I was a student-athlete on scholarship at UT, lived at Gibbs, and we all felt we were the luckiest people on campus--because we were. And it wasn't just the scholarship, there were lots of other perks. No players in any sport had the thought--gee, my free education, meals, housing, kits, girls, concerts, police giving us a pass on various things---is nice but we really should be getting paid too! I think that just started, frankly, with black activists who looked at the black players on the football and basketball teams, saw the money the football program was bringing, and, always on the lookout for injustice (real or, in this case, imagined), started clamoring for cash for players. You NEVER hear the activists talk about the benefit of a free college education and all that goes with it---because free cash is a bigger priority than a free education. One is cash in the pocket while the other isn't--it's a cost that's been covered for you. I don't mean to make this too racial--but I believe this is how the whole pay the players movement got started, and it's gained momentum as the social justice movement has gained momentum. Plus, we're just turning kids who should be focused on academics--because 90+ percent of them are not going to play pro football or basketball--into greedy mercenaries. Bribing kids to sign with your school? Trying to outbid other schools? Tampering--which is rampant. Transfers--rampant and sometimes/often motivated by money? Seriously, this is what we want college athletics to become? The more ridiculous major-college football becomes, the more obvious it becomes that the Ivy League has been right about college athletics all along. It's chosen not to dirty itself too much with all the seedy commercialism that we see now.

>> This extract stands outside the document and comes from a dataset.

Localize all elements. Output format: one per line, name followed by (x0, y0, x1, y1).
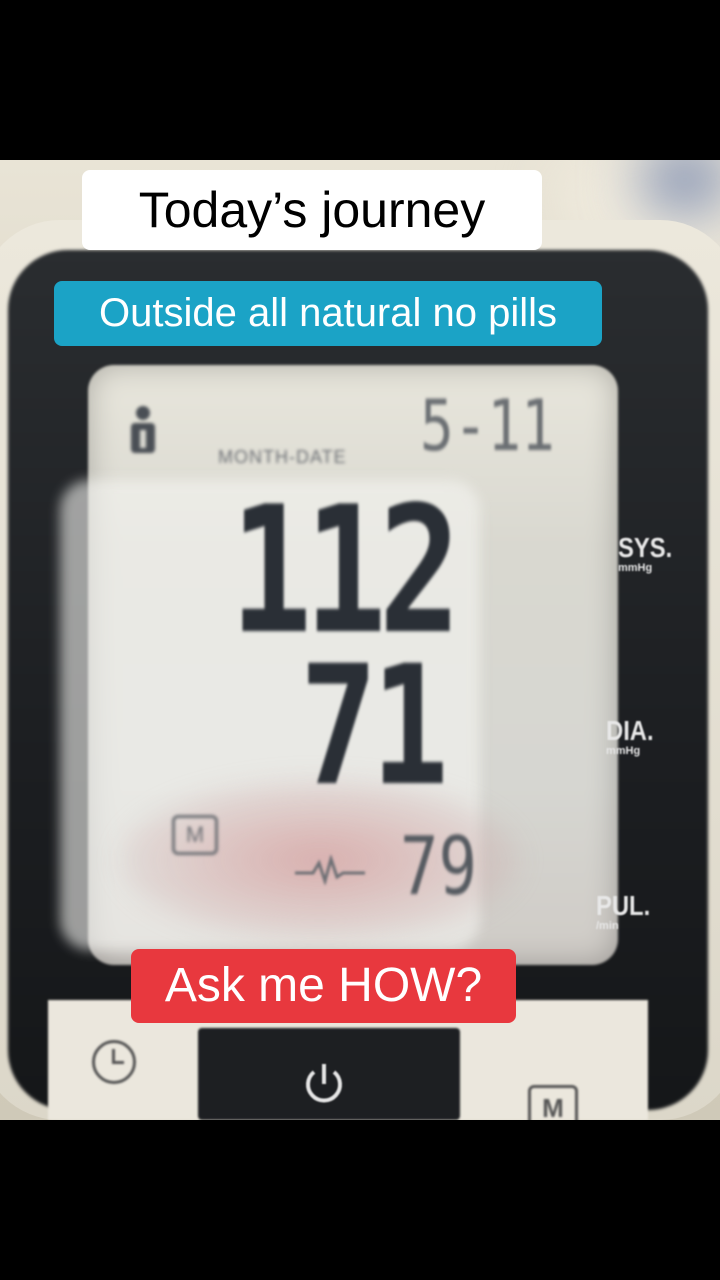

The notion that football players should be paid is nothing more than public perception. The sport has been on TV for 50 years--and now suddenly people are saying, "oh, you gotta pay the players." Really? Nothing has changed except the money has gotten bigger. I don't quite understand how a a couple of judges have suddenly concluded that college football should be treated as a business. College football IS a business--but it's not in any way a conventional business. Businesses are private enterprises; most universities are public entities and state institutions---big difference. Simply put, they're schools, first and foremost, even as they must operate in many ways like businesses. Much of the football money is used to subsidize 15 or 20 other sports that lose money--and won't EVER make money. What conventional business pours money into activities that will always lose money? Nobody. The only people getting rich off the current system are the coaches--who are grotesquely overpaid, and the massive buyouts are a complete joke--and network executives. Nobody else is. College football may resemble pro football now--but it's far different. Pro football is a private enterprise: the clubs are private. The players are employees. College football players are full-time students, first and foremost. The players don't make the game of football--the schools do. There is only college football because the schools have invested in everything needed to have a program--including scholarships for the players.
I read yesterday that the Univ. of Arizona's athletic department has serious financial problems and may have to cut sports. I'm guessing that the Univ. of Arizona is not going to be eager--at this time, anyway--to start paying players with money it doesn't have. Don't many/most major-college athletic departments lose money--even as they're making a lot of money from TV-rights deals? Or is that not true? The athletic departments spend huge sums of money. It's going to be very interesting to see how colleges react to this NCAA proposal to establish a division of schools willing to share revenues with players---which is going to cost a LOT of money and likely negatively impact other sports. You think there's been a problem with players not paying much attention to classses and academics in the past? Wait 'till you start giving them thousands of dollars while in college. Good luck managing that.
The problem with college football, as it is with pro sports, is greed. There's no real leadership. Nobody is willing to say, "enough. ""We don't need more games, we don't need a longer season, we don't need another playoff expansion." Because the networks start waving more money in front of them, and they capitulate--and the university presidents are just as bad as the athletic directors.